É já no dia 11 de Fevereiro, dia de Nossa Senhora de Lurdes, que a Igreja celebra o Dia Mundial do Doente. Desde 1993 que a Igreja propõe a todas as suas comunidades a celebração de um dia dedicado aos doentes. Foi uma iniciativa de João Paulo II, poucos anos após a instituição da Comissão Pontifícia para o Apostolado dos Profissionais de Saúde. E como é costume, o Papa publicou uma mensagem, convidando os católicos a um “acolhimento generoso” de todas as vidas, sobretudo junto dos mais “fracos”. No documento, divulgado pela sala de imprensa da Santa Sé, o Papa relaciona os “sofrimentos materiais e espirituais do ser humano”, falando num “binómio entre a saúde física e a renovação após as lacerações da alma”.

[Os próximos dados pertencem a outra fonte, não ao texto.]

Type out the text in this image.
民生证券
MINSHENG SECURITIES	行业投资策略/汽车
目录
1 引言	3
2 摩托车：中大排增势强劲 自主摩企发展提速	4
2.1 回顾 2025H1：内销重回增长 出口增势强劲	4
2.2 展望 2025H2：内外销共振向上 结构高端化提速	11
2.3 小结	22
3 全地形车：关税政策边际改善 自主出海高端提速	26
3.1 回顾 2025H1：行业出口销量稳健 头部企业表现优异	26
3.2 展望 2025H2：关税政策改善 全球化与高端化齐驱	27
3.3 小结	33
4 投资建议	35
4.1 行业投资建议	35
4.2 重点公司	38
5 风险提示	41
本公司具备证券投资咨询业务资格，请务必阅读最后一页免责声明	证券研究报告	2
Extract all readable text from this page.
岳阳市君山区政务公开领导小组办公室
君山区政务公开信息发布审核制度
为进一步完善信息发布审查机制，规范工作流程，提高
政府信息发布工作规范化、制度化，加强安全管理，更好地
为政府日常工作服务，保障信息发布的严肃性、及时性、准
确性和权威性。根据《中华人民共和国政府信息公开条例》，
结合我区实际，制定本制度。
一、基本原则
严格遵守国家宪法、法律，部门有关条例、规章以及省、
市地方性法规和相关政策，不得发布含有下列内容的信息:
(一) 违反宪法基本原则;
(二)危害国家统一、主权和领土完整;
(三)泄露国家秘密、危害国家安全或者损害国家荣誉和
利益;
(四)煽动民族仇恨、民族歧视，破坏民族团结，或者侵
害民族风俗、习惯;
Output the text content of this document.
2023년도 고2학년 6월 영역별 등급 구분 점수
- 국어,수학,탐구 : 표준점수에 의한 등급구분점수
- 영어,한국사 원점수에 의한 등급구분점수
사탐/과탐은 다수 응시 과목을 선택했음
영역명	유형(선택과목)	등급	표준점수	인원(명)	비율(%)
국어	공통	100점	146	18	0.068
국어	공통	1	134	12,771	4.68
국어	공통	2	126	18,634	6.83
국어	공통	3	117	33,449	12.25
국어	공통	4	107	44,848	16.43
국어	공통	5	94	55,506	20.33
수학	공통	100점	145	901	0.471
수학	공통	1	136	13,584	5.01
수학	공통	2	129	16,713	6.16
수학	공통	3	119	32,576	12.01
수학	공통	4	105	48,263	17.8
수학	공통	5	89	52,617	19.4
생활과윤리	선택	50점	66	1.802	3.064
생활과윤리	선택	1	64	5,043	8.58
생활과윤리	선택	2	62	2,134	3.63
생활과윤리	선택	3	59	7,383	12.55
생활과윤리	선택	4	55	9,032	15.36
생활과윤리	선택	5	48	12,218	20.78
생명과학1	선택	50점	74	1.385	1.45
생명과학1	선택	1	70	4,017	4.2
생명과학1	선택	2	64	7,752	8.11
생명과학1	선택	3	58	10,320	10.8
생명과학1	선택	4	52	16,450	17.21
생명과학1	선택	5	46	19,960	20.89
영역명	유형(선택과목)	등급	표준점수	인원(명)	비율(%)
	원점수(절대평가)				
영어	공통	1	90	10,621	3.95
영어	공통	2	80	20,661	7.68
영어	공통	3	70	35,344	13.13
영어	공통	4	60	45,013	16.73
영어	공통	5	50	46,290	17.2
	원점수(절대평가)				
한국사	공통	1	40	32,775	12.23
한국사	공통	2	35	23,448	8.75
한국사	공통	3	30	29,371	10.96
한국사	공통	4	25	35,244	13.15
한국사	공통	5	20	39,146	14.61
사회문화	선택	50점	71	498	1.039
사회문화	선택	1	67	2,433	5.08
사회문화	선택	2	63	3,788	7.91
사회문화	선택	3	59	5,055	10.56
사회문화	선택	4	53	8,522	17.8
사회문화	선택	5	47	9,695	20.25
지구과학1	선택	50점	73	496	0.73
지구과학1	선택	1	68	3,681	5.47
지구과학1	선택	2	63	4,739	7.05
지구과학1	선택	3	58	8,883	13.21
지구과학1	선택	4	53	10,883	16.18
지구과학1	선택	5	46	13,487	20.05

A mensagem papal sublinha, a este respeito, a presença dos padres nos hospitais, uma missão “delicada” que deve fazer deles “verdadeiros ministros dos doentes”, e centra a sua reflexão nos chamados ‘sacramentos de cura’, ou seja, a Penitência (confissão) e a Unção dos Doentes.
“O momento do sofrimento, no qual poderia surgir a tentação de se abandonar ao desânimo e ao desespero, pode transformar-se em tempo de graça para entrar de novo dentro de si próprio”, indica o texto, que tem como tema ‘Levanta-te e vai. A tua fé te salvou’, expressão retirada do Evangelho segundo São Lucas.
Bento XVI frisa a “importância da fé para os que, atingidos pelo sofrimento e a doença, se aproximam do Senhor”, acrescentando que “quem acredita nunca está só”.
“Quem, no seu próprio sofrimento e doença, invoca o Senhor, está certo de que o seu amor nunca o abandona e que também o amor da Igreja nunca falta”, escreve.
“A atenção e o cuidado pastoral para com os doentes é sinal, por um lado, da ternura de Deus para quem está no sofrimento e, por outro, traz vantagem espiritual também ao sacerdote e a toda a comunidade cristã”, assinala.
O Papa deixa uma palavra de “agradecimento”, em nome pessoal e de toda a Igreja, a quantos trabalham no mundo da saúde e às famílias dos doentes, “porque, na competência profissional e no silêncio, muitas vezes, também, sem mencionar o nome de Cristo o manifestam concretamente”.